Urza takes the history of the Basque people and tells their story through vignettes: Joni, the American who comes to Muriga, Spain, to teach English; Mariana, the wife of the murdered political leader; and Iker, the young Basque in jail for that murder. Joni and Mariana are estranged friends and Iker was once Joni’s pupil. The 2004 Madrid train bombing starts these three characters on a path of reflection, how history and their circumstances brought them to where they were today: A lonely old man longing for any kind of love, a sad widow trying to sort out what she calls two types of infidelity, and a convicted murderer wondering how his future changed so radically from his hopes.
If this review feels jumbled, it is because that is how the reader comes away from the book. It is a murder mystery where we know the “how” from the beginning, but instead are drawn through the “why.” What could the three characters have done to prevent the murder? Why does history compel us to behave the way we do? Why do people perceive it differently?

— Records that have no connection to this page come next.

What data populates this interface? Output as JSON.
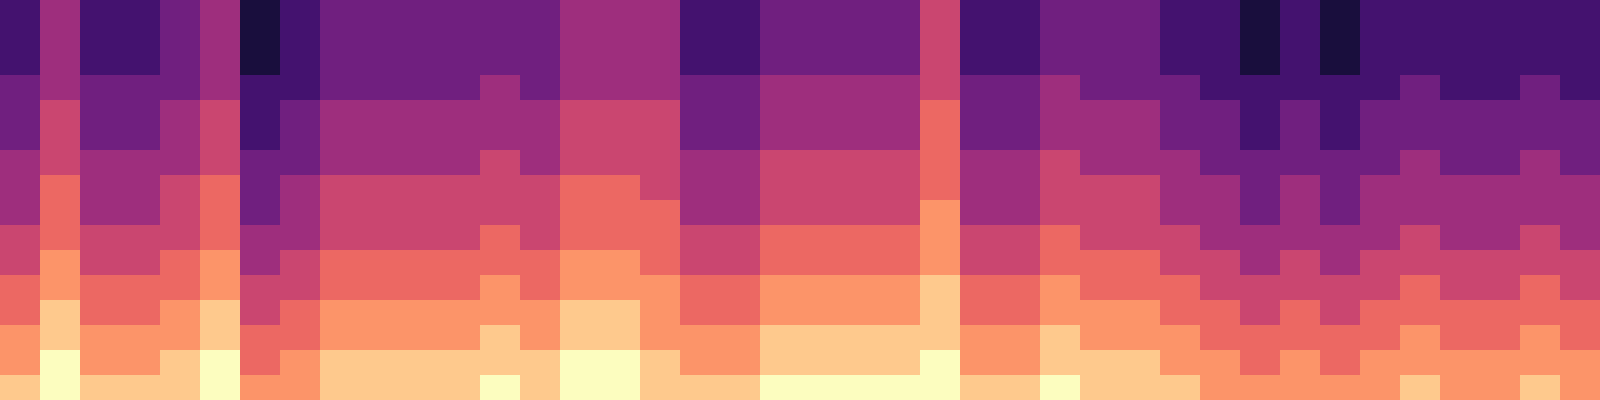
{
  "chart_data": {
    "type": "heatmap",
    "tick_labels": false,
    "color_range": [
      0,
      9
    ],
    "cells": [
      [
        2,
        4,
        2,
        2,
        3,
        4,
        1,
        2,
        3,
        3,
        3,
        3,
        3,
        3,
        4,
        4,
        4,
        2,
        2,
        3,
        3,
        3,
        3,
        5,
        2,
        2,
        3,
        3,
        3,
        2,
        2,
        1,
        2,
        1,
        2,
        2,
        2,
        2,
        2,
        2
      ],
      [
        2,
        4,
        2,
        2,
        3,
        4,
        1,
        2,
        3,
        3,
        3,
        3,
        3,
        3,
        4,
        4,
        4,
        2,
        2,
        3,
        3,
        3,
        3,
        5,
        2,
        2,
        3,
        3,
        3,
        2,
        2,
        1,
        2,
        1,
        2,
        2,
        2,
        2,
        2,
        2
      ],
      [
        2,
        4,
        2,
        2,
        3,
        4,
        1,
        2,
        3,
        3,
        3,
        3,
        3,
        3,
        4,
        4,
        4,
        2,
        2,
        3,
        3,
        3,
        3,
        5,
        2,
        2,
        3,
        3,
        3,
        2,
        2,
        1,
        2,
        1,
        2,
        2,
        2,
        2,
        2,
        2
      ],
      [
        3,
        4,
        3,
        3,
        3,
        4,
        2,
        2,
        3,
        3,
        3,
        3,
        4,
        3,
        4,
        4,
        4,
        3,
        3,
        4,
        4,
        4,
        4,
        5,
        3,
        3,
        4,
        3,
        3,
        3,
        2,
        2,
        2,
        2,
        2,
        3,
        2,
        2,
        3,
        2
      ],
      [
        3,
        5,
        3,
        3,
        4,
        5,
        2,
        3,
        4,
        4,
        4,
        4,
        4,
        4,
        5,
        5,
        5,
        3,
        3,
        4,
        4,
        4,
        4,
        6,
        3,
        3,
        4,
        4,
        4,
        3,
        3,
        2,
        3,
        2,
        3,
        3,
        3,
        3,
        3,
        3
      ],
      [
        3,
        5,
        3,
        3,
        4,
        5,
        2,
        3,
        4,
        4,
        4,
        4,
        4,
        4,
        5,
        5,
        5,
        3,
        3,
        4,
        4,
        4,
        4,
        6,
        3,
        3,
        4,
        4,
        4,
        3,
        3,
        2,
        3,
        2,
        3,
        3,
        3,
        3,
        3,
        3
      ],
      [
        4,
        5,
        4,
        4,
        4,
        5,
        3,
        3,
        4,
        4,
        4,
        4,
        5,
        4,
        5,
        5,
        5,
        4,
        4,
        5,
        5,
        5,
        5,
        6,
        4,
        4,
        5,
        4,
        4,
        4,
        3,
        3,
        3,
        3,
        3,
        4,
        3,
        3,
        4,
        3
      ],
      [
        4,
        6,
        4,
        4,
        5,
        6,
        3,
        4,
        5,
        5,
        5,
        5,
        5,
        5,
        6,
        6,
        5,
        4,
        4,
        5,
        5,
        5,
        5,
        6,
        4,
        4,
        5,
        5,
        5,
        4,
        4,
        3,
        4,
        3,
        4,
        4,
        4,
        4,
        4,
        4
      ],
      [
        4,
        6,
        4,
        4,
        5,
        6,
        3,
        4,
        5,
        5,
        5,
        5,
        5,
        5,
        6,
        6,
        6,
        4,
        4,
        5,
        5,
        5,
        5,
        7,
        4,
        4,
        5,
        5,
        5,
        4,
        4,
        3,
        4,
        3,
        4,
        4,
        4,
        4,
        4,
        4
      ],
      [
        5,
        6,
        5,
        5,
        5,
        6,
        4,
        4,
        5,
        5,
        5,
        5,
        6,
        5,
        6,
        6,
        6,
        5,
        5,
        6,
        6,
        6,
        6,
        7,
        5,
        5,
        6,
        5,
        5,
        5,
        4,
        4,
        4,
        4,
        4,
        5,
        4,
        4,
        5,
        4
      ],
      [
        5,
        7,
        5,
        5,
        6,
        7,
        4,
        5,
        6,
        6,
        6,
        6,
        6,
        6,
        7,
        7,
        6,
        5,
        5,
        6,
        6,
        6,
        6,
        7,
        5,
        5,
        6,
        6,
        6,
        5,
        5,
        4,
        5,
        4,
        5,
        5,
        5,
        5,
        5,
        5
      ],
      [
        6,
        7,
        6,
        6,
        6,
        7,
        5,
        5,
        6,
        6,
        6,
        6,
        7,
        6,
        7,
        7,
        7,
        6,
        6,
        7,
        7,
        7,
        7,
        8,
        6,
        6,
        7,
        6,
        6,
        6,
        5,
        5,
        5,
        5,
        5,
        6,
        5,
        5,
        6,
        5
      ],
      [
        6,
        8,
        6,
        6,
        7,
        8,
        5,
        6,
        7,
        7,
        7,
        7,
        7,
        7,
        8,
        8,
        7,
        6,
        6,
        7,
        7,
        7,
        7,
        8,
        6,
        6,
        7,
        7,
        7,
        6,
        6,
        5,
        6,
        5,
        6,
        6,
        6,
        6,
        6,
        6
      ],
      [
        7,
        8,
        7,
        7,
        7,
        8,
        6,
        6,
        7,
        7,
        7,
        7,
        8,
        7,
        8,
        8,
        7,
        7,
        7,
        8,
        8,
        8,
        8,
        8,
        7,
        7,
        8,
        7,
        7,
        7,
        6,
        6,
        6,
        6,
        6,
        7,
        6,
        6,
        7,
        6
      ],
      [
        7,
        9,
        7,
        7,
        8,
        9,
        6,
        7,
        8,
        8,
        8,
        8,
        8,
        8,
        9,
        9,
        8,
        7,
        7,
        8,
        8,
        8,
        8,
        9,
        7,
        7,
        8,
        8,
        8,
        7,
        7,
        6,
        7,
        6,
        7,
        7,
        7,
        7,
        7,
        7
      ],
      [
        8,
        9,
        8,
        8,
        8,
        9,
        7,
        7,
        8,
        8,
        8,
        8,
        9,
        8,
        9,
        9,
        8,
        8,
        8,
        9,
        9,
        9,
        9,
        9,
        8,
        8,
        9,
        8,
        8,
        8,
        7,
        7,
        7,
        7,
        7,
        8,
        7,
        7,
        8,
        7
      ]
    ]
  }
}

Urza’s writing is taut, harsh, and then lyrical and soft. It is deeply atmospheric and rich in imagery. But the characters, for all their history, felt flat. The jostling between time and characters was difficult to follow at times, and in the end, I didn’t feel satisfied with myself or the book. After a week’s reflection, there isn’t much that stands out in my memory. This isn’t to say that you shouldn’t read it. It is a book that will garner praise, just not much from me.